So I was sitting in a meeting in the basement of the Pentagon thinking, “Gee, this is kinda cool. I’m in the basement of the Pentagon.”
And then the meeting began.
And before I get two slides in, the barrage of questions begin, from a variety of older dumpy looking security people:
* In what way does your software integrate with ACF2 on the mainframe. Does it use SAF or SRF?
At this point, a thin trickle of sweat has begun to form over my brow.
* So, can you integrate ACF2 with NIS+ as the authentication agent?
At this point, my stomach is starting to churn.
You get the idea… they were asking nasty gruesome nitpicky questions…
and then…
… the whopper of all phrases was uttered. This is a direct quote. “If E*Trade’s system get hacked, the worst thing that happens is that a few grandmothers starve. If our systems get hacked, we die, WE ALL DIE.” The following was said with a straight face.
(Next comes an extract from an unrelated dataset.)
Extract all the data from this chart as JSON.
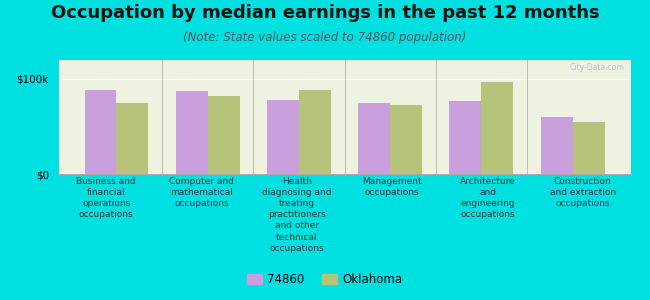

At this point, I was ready to tunnel my way to freedom using nothing but my ballpoint pen and my bare hands.
I love my job!
Hi gang –
Well, winter is upon us. Turkey Day has arrived.
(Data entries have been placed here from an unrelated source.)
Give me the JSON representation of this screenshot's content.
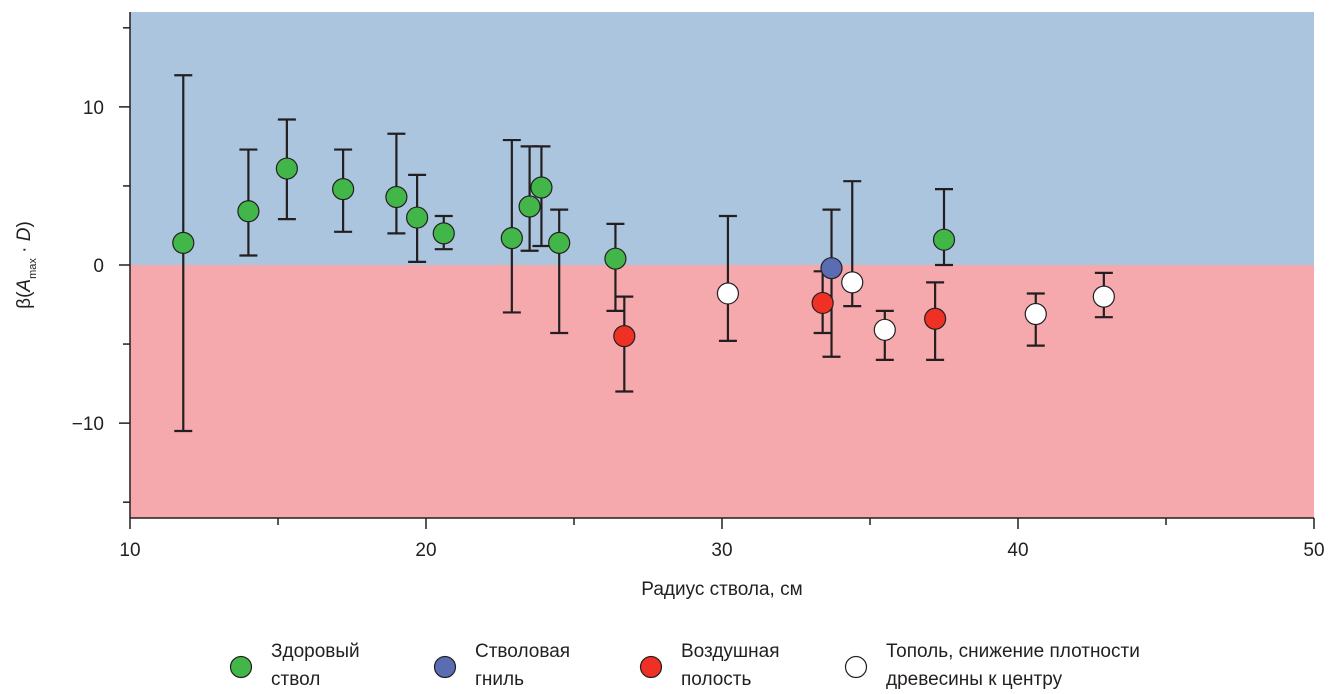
{
  "chart_data": {
    "type": "scatter",
    "title": "",
    "xlabel": "Радиус ствола, см",
    "ylabel": {
      "prefix": "β(",
      "symbol": "A",
      "subscript": "max",
      "middle": " · ",
      "symbol2": "D",
      "suffix": ")"
    },
    "xlim": [
      10,
      50
    ],
    "ylim": [
      -16,
      16
    ],
    "x_ticks": [
      10,
      20,
      30,
      40,
      50
    ],
    "x_tick_labels": [
      "10",
      "20",
      "30",
      "40",
      "50"
    ],
    "x_minor_ticks": [
      15,
      25,
      35,
      45
    ],
    "y_ticks": [
      10,
      0,
      -10
    ],
    "y_tick_labels": [
      "10",
      "0",
      "−10"
    ],
    "y_minor_ticks": [
      15,
      5,
      -5,
      -15
    ],
    "grid": false,
    "regions": [
      {
        "name": "positive",
        "y_from": 0,
        "y_to": 16,
        "color": "#abc5df"
      },
      {
        "name": "negative",
        "y_from": -16,
        "y_to": 0,
        "color": "#f6a9ac"
      }
    ],
    "legend_position": "bottom",
    "series": [
      {
        "name": "Здоровый ствол",
        "legend_lines": [
          "Здоровый",
          "ствол"
        ],
        "color": "#42b649",
        "points": [
          {
            "x": 11.8,
            "y": 1.4,
            "low": -10.5,
            "high": 12.0
          },
          {
            "x": 14.0,
            "y": 3.4,
            "low": 0.6,
            "high": 7.3
          },
          {
            "x": 15.3,
            "y": 6.1,
            "low": 2.9,
            "high": 9.2
          },
          {
            "x": 17.2,
            "y": 4.8,
            "low": 2.1,
            "high": 7.3
          },
          {
            "x": 19.0,
            "y": 4.3,
            "low": 2.0,
            "high": 8.3
          },
          {
            "x": 19.7,
            "y": 3.0,
            "low": 0.2,
            "high": 5.7
          },
          {
            "x": 20.6,
            "y": 2.0,
            "low": 1.0,
            "high": 3.1
          },
          {
            "x": 22.9,
            "y": 1.7,
            "low": -3.0,
            "high": 7.9
          },
          {
            "x": 23.5,
            "y": 3.7,
            "low": 0.9,
            "high": 7.5
          },
          {
            "x": 23.9,
            "y": 4.9,
            "low": 1.2,
            "high": 7.5
          },
          {
            "x": 24.5,
            "y": 1.4,
            "low": -4.3,
            "high": 3.5
          },
          {
            "x": 26.4,
            "y": 0.4,
            "low": -2.9,
            "high": 2.6
          },
          {
            "x": 37.5,
            "y": 1.6,
            "low": 0.0,
            "high": 4.8
          }
        ]
      },
      {
        "name": "Стволовая гниль",
        "legend_lines": [
          "Стволовая",
          "гниль"
        ],
        "color": "#5a6cb2",
        "points": [
          {
            "x": 33.7,
            "y": -0.2,
            "low": -5.8,
            "high": 3.5
          }
        ]
      },
      {
        "name": "Воздушная полость",
        "legend_lines": [
          "Воздушная",
          "полость"
        ],
        "color": "#ee3124",
        "points": [
          {
            "x": 26.7,
            "y": -4.5,
            "low": -8.0,
            "high": -2.0
          },
          {
            "x": 33.4,
            "y": -2.4,
            "low": -4.3,
            "high": -0.4
          },
          {
            "x": 37.2,
            "y": -3.4,
            "low": -6.0,
            "high": -1.1
          }
        ]
      },
      {
        "name": "Тополь, снижение плотности древесины к центру",
        "legend_lines": [
          "Тополь, снижение плотности",
          "древесины к центру"
        ],
        "color": "#ffffff",
        "points": [
          {
            "x": 30.2,
            "y": -1.8,
            "low": -4.8,
            "high": 3.1
          },
          {
            "x": 34.4,
            "y": -1.1,
            "low": -2.6,
            "high": 5.3
          },
          {
            "x": 35.5,
            "y": -4.1,
            "low": -6.0,
            "high": -2.9
          },
          {
            "x": 40.6,
            "y": -3.1,
            "low": -5.1,
            "high": -1.8
          },
          {
            "x": 42.9,
            "y": -2.0,
            "low": -3.3,
            "high": -0.5
          }
        ]
      }
    ]
  }
}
I hate traveling home for Turkey Day and so will be in DC. Dave at Toledo, has promised a Wild Turkey special on Wednesday for us lame-o’s that are sticking around. (So if you are in DC this weekend let me know.)
A really strange thing happened Saturday night. I reaffirmed the fact that Tom Tom Club is a horrid place to go… well, that’s not that strange; we all knew it. What was odd what the Bad Season’s reenactment that occurred there. No, it wasn’t that everyone’s ex’s showed up there. What was strange was seeing a few of my friends talking to women who had the same names as their ex’s. It just seemed a bit odd to me.